Sleep and performance can also be affected by pre-competition jitters. Erlacher (2011) studied thirty two athletes from various sports and polled their sleep habits during the night(s) before an important competition or game. Results indicated, “65.8% of the athletes experienced poor sleep in the night(s) before a sports event at least once in their lives and a similarly high percentage (62.3%) had this experience at least once during the previous 12 months. Athletes of individual sports reported more sleep difficulties than athletes of team sports. The main sleep problem was not being able to fall asleep. Internal factors such as nervousness and thoughts about the competition were rated highest for causing sleep problems. Most athletes stated that disturbed sleep had no influence on their athletic performance; however, athletes also reported effects such as a bad mood the following day, increased daytime sleepiness, and worse performance in the competition or game.” (see The Cause of Choking and How to Avoid it for mental relaxation tips)

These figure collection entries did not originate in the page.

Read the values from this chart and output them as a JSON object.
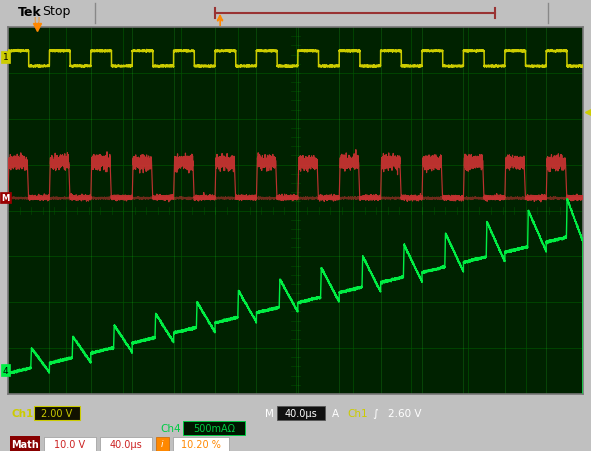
{
  "outer_bg": "#c0c0c0",
  "screen_bg": "#002200",
  "grid_color": "#005500",
  "header_bg": "#d8d8d8",
  "yellow_color": "#cccc00",
  "red_color": "#cc3333",
  "green_color": "#00dd00",
  "bright_green": "#00ee44",
  "orange_color": "#ff8800",
  "dark_orange": "#cc6600",
  "white_color": "#ffffff",
  "black_color": "#000000",
  "label_green": "#00cc44",
  "num_hdivs": 10,
  "num_vdivs": 8,
  "ch1_scale": "2.00 V",
  "ch4_scale": "500mAΩ",
  "math_v": "10.0 V",
  "math_t": "40.0μs",
  "math_pct": "10.20 %",
  "time_div": "M 40.0μs",
  "trig_v": "2.60 V"
}
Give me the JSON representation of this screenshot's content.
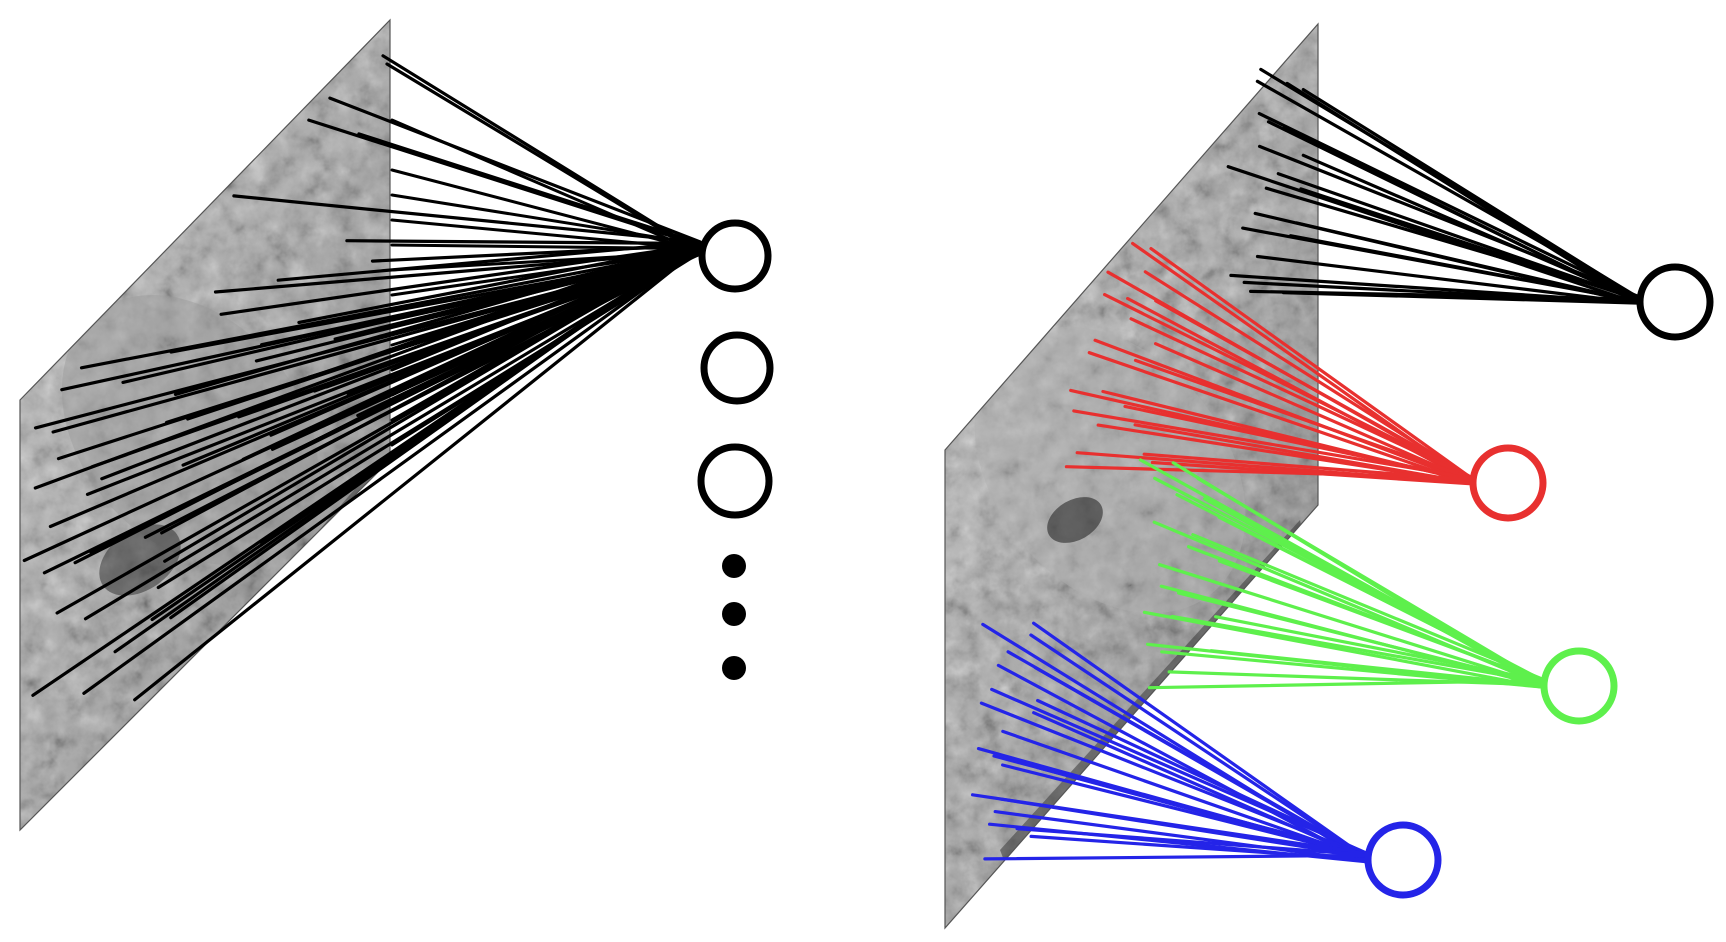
{
  "left_panel": {
    "connection_color": "#000000",
    "neuron_stroke_color": "#000000",
    "neuron_count_drawn": 3,
    "ellipsis_dots": 3,
    "connections_per_neuron": 60
  },
  "right_panel": {
    "neurons": [
      {
        "id": "black",
        "color": "#000000",
        "connections": 22
      },
      {
        "id": "red",
        "color": "#e8302f",
        "connections": 22
      },
      {
        "id": "green",
        "color": "#5ef04c",
        "connections": 22
      },
      {
        "id": "blue",
        "color": "#2424e8",
        "connections": 22
      }
    ]
  },
  "image_tones": {
    "background": "#c9c9c9",
    "dark": "#3a3a3a",
    "light": "#efefef"
  }
}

Conclusion At a clinic I attended recently, a leading triathlon coach at a clinic gave the simple advice “protect sleep.” I’ll admit that I can be pretty bad myself in this area, but there’s no doubt adding sleep is the simplest performance enhancement tool that is highly underutilized. Whether you add 10,000 yards per week, spend two years remaking your stroke, or simply add an hour of sleep a night, if the end result is faster times, it means you’ve attained the goal. Sometimes we forget the simplest solution! In addition to the areas discussed above, know that the scientific links between sleep deprivation and unhealthy weight gain . If you’re dealing with any athletes struggling with weight, don’t overlook insufficient sleep as a culprit.   
Finally, although sleep is crucial, don’t use this information as an excuse to sleep through morning practice. Find a way to get to bed earlier!
Resources
  1. Cook C, Beaven CM, Kilduff LP, Drawer S.  Acute caffeine ingestion increases voluntarily chosen resistance training load following limitedsleep.  Int J Sport Nutr Exerc Metab. 2012 Feb 15. [Epub ahead of print]
  2. Leeder J, Glaister M, Pizzoferro K, Dawson J, Pedlar C.  Sleep duration and quality in elite athletes measured using wristwatch actigraphy.  J Sports Sci. 2012;30(6):541-5. Epub 2012 Feb 14.
  3. Jürimäe J, Mäestu J, Purge P, Jürimäe T.  Changes in stress and recovery after heavy training in rowers.  J Sci Med Sport. 2004 Sep;7(3):335-9.
  4. Erlacher D, Ehrlenspiel F, Adegbesan OA, El-Din HG.  Sleep habits in German athletes before important competitions or games.  J Sports Sci. 2011 May;29(8):859-66.
  5. Luke A, Lazaro RM, Bergeron MF, Keyser L, Benjamin H, Brenner J, d’Hemecourt P, Grady M, Philpott J, Smith A.  Sports-related injuries in youth athletes: is overscheduling a risk factor?  Clin J Sport Med. 2011 Jul;21(4):307-14.
  6. Mah CD, Mah KE, Kezirian EJ, Dement WC.  The effects of sleep extension on the athletic performance of collegiate basketball players.  Sleep. 2011 Jul 1;34(7):943-50.